15 Jun 2010

Why Blair agreed to hold the Bloody Sunday inquiry

Why did the government concede the Bloody Sunday inquiry? It was on the nationalist and republican agenda for a very long time – effectively some sort of public admission was wanted from the moment Widgery was published.

The Irish government lobbied for it for years. Tony Blair was told in 1997/8 that it was a vital part of the “mood music” of the talks, proving that Britain was no longer the old establishment, there was a new approach to Northern Ireland.

The progress towards what became the Good Friday Agreement was going through a rocky patch in January 1998. London and Dublin had just published the Heads of Agreement, which would become the template for much of the final deal, but Sinn Fein wasn’t having it and said it wasn’t the way ahead.

You might think that the Bloody Sunday inquiry was used to break a deadlock, avoid a republican walk-out. Unionists and Tories have told me just that. Someone who was a very senior British official at the time tells me it was nothing of the sort. It was, he says, very much a separate, parallel debate within Whitehall.
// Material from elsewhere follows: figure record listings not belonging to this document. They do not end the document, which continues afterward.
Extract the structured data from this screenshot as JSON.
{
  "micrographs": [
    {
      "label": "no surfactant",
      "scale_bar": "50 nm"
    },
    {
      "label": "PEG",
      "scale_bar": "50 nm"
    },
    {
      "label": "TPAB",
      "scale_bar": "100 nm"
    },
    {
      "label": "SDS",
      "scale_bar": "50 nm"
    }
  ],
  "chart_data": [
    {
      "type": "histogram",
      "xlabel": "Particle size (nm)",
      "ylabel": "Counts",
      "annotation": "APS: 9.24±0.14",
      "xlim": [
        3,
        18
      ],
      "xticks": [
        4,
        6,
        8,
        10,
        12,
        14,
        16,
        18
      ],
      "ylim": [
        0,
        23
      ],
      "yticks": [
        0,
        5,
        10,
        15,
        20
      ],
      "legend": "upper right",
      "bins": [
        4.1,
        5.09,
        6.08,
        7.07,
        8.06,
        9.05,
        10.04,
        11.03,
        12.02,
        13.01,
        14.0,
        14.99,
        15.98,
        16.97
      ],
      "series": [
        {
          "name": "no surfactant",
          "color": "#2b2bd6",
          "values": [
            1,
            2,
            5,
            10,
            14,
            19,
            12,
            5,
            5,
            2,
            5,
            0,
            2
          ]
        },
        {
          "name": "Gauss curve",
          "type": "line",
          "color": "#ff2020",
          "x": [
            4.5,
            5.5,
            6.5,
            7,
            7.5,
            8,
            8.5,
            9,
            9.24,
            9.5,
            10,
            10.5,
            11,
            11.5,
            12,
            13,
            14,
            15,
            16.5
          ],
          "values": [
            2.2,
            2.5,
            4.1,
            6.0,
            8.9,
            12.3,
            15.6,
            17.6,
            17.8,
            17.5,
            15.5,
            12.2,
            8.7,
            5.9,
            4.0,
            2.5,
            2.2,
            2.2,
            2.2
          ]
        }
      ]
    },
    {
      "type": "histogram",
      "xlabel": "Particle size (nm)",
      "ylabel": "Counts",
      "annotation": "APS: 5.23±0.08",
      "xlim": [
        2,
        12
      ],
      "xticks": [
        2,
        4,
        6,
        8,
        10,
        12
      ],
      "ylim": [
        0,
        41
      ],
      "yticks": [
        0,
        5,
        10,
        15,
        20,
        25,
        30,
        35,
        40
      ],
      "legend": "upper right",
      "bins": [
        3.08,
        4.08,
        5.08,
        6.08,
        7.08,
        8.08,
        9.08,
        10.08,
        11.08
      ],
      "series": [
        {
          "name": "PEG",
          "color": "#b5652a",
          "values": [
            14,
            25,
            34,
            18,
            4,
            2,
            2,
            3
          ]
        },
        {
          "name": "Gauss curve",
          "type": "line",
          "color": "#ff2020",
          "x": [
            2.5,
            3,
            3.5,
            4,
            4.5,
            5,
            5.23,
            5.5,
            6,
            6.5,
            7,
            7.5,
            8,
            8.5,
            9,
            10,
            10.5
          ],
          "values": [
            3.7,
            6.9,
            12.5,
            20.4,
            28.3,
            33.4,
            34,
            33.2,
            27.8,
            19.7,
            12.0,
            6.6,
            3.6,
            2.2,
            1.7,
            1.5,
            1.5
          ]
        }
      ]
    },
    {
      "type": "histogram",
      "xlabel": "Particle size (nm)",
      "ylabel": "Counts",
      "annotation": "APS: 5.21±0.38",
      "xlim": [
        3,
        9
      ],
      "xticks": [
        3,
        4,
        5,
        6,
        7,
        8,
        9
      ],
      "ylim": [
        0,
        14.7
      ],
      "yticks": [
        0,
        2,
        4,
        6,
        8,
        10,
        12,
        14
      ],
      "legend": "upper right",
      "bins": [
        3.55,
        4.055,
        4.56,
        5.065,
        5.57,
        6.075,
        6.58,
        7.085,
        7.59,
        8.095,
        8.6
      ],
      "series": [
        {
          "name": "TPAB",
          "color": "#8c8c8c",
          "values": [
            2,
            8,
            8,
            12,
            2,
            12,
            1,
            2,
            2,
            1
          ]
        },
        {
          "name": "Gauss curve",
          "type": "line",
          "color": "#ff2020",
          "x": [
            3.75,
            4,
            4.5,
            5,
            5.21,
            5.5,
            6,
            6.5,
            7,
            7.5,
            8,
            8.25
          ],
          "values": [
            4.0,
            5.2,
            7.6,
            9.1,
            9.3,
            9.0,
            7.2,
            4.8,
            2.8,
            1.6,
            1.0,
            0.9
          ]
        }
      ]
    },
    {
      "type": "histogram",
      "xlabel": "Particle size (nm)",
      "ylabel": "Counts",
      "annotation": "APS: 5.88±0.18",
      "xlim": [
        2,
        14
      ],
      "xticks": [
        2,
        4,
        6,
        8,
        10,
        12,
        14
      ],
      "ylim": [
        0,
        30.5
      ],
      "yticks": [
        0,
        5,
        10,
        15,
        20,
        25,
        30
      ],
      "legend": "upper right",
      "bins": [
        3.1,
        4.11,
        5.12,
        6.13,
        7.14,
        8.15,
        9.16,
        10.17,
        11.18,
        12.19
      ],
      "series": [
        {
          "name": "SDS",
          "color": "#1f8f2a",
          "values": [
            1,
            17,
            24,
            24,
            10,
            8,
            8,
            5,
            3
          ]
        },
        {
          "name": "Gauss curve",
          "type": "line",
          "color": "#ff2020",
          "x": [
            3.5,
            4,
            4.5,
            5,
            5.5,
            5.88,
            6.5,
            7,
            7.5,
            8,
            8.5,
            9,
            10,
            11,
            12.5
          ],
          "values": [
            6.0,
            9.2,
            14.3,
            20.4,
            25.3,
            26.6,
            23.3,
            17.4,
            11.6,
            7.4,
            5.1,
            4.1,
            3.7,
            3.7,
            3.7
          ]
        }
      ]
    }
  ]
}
The demands kept coming from outside and kept being batted away by senior officials and by Tony Blair and Jonathan Powell. People talked of issuing an apology instead of going down the route of full inquiry. Mo Mowlam sent a handwritten lengthy note pleading for them to look at it all again and told Tony Blair’s Chief of Staff Jonathan Powell he should read the Widgery report for himself to get a flavour of why a full inquiry was wanted. He did and it did. Things soon started to shift.

There was real scepticism in the Tory opposition that an inquiry was a good idea. William Hague responded to Tony Blair in the Commons when the inquiry was launched: “… we are naturally sceptical about reopening an inquiry which was conducted 25 years ago, especially since previous governments have already carefully examined new evidence submitted to them…”

On that occasion, Tony Blair repeated the words of John Major, saying that the victims of Bloody Sunday were innocent people. How much further will David Cameron go today? We find out at 3.30pm.